3. Goaf spontaneous combustion monitoring device based on a through-layer drilling arrangement as claimed in claim 1, characterized in that the part of the grouting pipe (13) connected with the front bag (8), the middle bag (7) and the rear bag (6) is provided with a one-way valve (15), and the part of the grouting pipe (13) between the front bag (8) and the middle bag (7) is provided with a blasting valve (14).

4. Goaf spontaneous combustion monitoring device based on a through-layer drilling arrangement as claimed in claim 1, characterized in that the flowtube (2) and the monitoring tube (9) are connected through threads, and the flowtube (2) and the monitoring tube (9) are sealed through polyurethane (4).

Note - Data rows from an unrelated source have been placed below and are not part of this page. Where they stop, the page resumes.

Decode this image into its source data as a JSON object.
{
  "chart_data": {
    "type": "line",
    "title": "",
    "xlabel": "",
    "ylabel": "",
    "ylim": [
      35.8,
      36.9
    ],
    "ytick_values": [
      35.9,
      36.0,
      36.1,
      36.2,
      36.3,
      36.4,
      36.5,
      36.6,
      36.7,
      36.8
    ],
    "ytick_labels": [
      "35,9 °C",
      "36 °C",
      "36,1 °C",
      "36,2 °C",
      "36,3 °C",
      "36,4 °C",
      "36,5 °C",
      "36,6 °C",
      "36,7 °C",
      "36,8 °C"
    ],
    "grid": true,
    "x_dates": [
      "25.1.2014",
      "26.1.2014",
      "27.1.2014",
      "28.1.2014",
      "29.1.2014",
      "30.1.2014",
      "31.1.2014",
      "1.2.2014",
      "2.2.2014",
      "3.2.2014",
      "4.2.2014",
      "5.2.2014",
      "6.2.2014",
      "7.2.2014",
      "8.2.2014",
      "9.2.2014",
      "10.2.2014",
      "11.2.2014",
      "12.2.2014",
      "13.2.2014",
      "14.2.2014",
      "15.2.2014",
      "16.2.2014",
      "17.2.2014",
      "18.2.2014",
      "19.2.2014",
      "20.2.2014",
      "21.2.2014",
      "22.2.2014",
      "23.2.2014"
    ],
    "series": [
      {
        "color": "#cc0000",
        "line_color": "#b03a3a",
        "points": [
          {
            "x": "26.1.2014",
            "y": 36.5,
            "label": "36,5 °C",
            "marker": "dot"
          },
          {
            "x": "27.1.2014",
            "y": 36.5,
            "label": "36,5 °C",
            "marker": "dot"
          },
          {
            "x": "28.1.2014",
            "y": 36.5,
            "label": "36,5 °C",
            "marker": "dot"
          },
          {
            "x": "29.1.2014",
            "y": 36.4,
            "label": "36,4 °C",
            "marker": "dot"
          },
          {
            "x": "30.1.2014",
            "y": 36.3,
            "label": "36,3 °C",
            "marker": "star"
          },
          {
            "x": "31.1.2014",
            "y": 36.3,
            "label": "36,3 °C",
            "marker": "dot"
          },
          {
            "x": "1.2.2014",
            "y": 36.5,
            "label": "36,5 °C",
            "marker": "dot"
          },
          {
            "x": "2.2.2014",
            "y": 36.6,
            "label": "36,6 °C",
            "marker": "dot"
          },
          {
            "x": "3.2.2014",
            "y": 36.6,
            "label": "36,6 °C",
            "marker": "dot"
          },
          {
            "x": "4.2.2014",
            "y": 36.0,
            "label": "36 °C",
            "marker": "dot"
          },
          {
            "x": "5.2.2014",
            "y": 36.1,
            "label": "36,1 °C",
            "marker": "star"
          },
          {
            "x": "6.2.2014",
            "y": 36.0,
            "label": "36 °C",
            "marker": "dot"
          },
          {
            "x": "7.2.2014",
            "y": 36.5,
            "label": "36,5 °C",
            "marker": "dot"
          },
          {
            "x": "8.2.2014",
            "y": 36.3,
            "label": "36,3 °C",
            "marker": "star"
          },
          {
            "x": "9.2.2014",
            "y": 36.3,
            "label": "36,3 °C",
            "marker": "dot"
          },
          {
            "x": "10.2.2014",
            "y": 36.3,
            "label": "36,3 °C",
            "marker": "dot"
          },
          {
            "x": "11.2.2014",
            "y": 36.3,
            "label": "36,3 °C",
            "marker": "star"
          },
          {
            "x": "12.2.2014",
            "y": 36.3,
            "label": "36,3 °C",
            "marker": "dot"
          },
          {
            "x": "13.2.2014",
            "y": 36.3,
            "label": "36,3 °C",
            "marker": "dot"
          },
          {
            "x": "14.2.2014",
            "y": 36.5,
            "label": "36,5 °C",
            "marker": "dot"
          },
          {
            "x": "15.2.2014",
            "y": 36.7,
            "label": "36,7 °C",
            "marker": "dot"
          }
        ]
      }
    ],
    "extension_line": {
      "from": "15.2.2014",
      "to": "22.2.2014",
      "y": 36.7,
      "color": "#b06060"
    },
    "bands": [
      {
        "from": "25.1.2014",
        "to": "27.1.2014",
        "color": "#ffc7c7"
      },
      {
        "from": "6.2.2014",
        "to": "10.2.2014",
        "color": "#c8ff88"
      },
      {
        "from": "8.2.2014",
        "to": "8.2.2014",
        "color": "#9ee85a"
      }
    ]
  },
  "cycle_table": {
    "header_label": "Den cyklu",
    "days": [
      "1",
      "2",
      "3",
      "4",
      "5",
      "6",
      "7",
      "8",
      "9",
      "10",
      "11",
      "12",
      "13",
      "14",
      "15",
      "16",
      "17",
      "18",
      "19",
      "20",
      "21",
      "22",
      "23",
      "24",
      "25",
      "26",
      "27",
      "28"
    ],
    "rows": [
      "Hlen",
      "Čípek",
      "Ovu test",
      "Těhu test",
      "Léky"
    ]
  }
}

5. Goaf spontaneous combustion monitoring device based on layer-penetrating drilling arrangement according to claim 1, characterized in that the monitoring tube (9), grouting tube (13) and slurry discharging tube (12) are fixed in the layer-penetrating drilling (1) through a hole sealing mode of three plugs and one injection, namely grouting is carried out between the front bag (8) and the middle bag (7) to form an effective hole sealing section, and grouting is not carried out between the middle bag (7) and the rear bag (6).

6. Goaf spontaneous combustion monitoring device based on layer-penetrating drilling arrangement according to claim 1, characterized in that the temperature probe (3) is a copper tube with one end closed and one end open, a temperature sensor (17) is arranged in the copper tube, the temperature sensor (17) is connected with a cable (10) in the monitoring tube (9), and the opening of the temperature probe (3) is sealed by epoxy resin (16).

7. The goaf spontaneous combustion monitoring device based on the through-layer drilling arrangement according to claim 1 is characterized in that the monitoring pipe (9), the slurry discharging pipe (12) and the flower pipe (2) are PVC pipes, and the slurry injecting pipe (13) is a pressure-resistant hose.